[英]Removing Special Characters and Numbers for a column in a data frame
I have a data frame: 我有一个数据框:
dput(Data1)
structure(list(Emp.ID = c(182038L, 191854L), Project.Acquired.Skill = structure(c(2L,
1L), .Label = c("Architecting (10),Cognos TM1 (4),Support Function (3)",
"SAS (76),SAS Analytics (76),SAS BI (76),SAS data modeling tool (63),ClearCase (18),SQL (18),SQL Server (18),SQL SERVER 2000 (18),SQL SERVER 2005 (18),Excel (16),Oracle (16),AS400 (10)"
), class = "factor")), .Names = c("Emp.ID", "Project.Acquired.Skill"
), class = "data.frame", row.names = c(NA, -2L))
str(Data1)
'data.frame': 2 obs. of 2 variables:
$ Emp.ID : int 182038 191854
$ Project.Acquired.Skill: Factor w/ 2 levels "Architecting (10),Cognos TM1 (4),Support Function (3)",..: 2 1
I have a column which is a factor with value like this Architecting (10),Cognos TM1 (4),Support Function (3)
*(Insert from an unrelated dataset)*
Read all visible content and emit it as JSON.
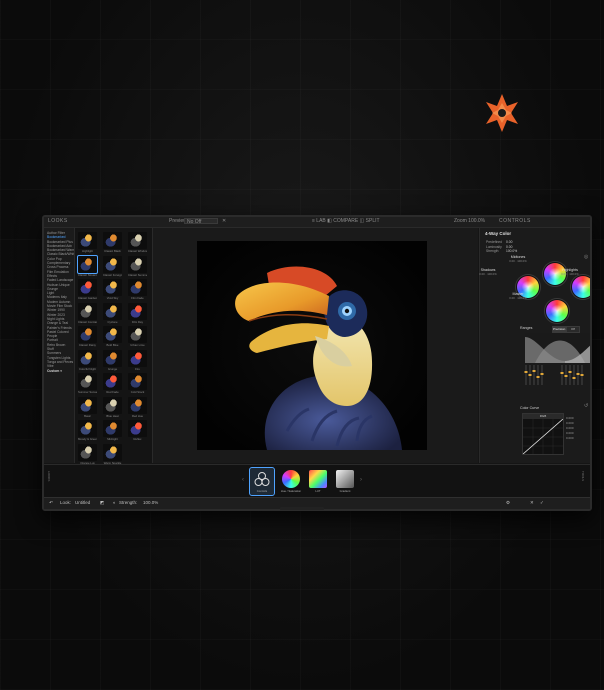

and i need to strip the numbers(0-9),WhiteSpace and the brackets() to get Architecting,Cognos TM1,Support Function
. 我有一列是具有这样的值的因子,例如
Architecting (10),Cognos TM1 (4),Support Function (3)
并且我需要剥离数字(0-9),WhiteSpace和括号()以获得Architecting,Cognos TM1,Support Function
。 I am facing issues as this was coded as factor. 我正面临问题,因为这被编码为因素。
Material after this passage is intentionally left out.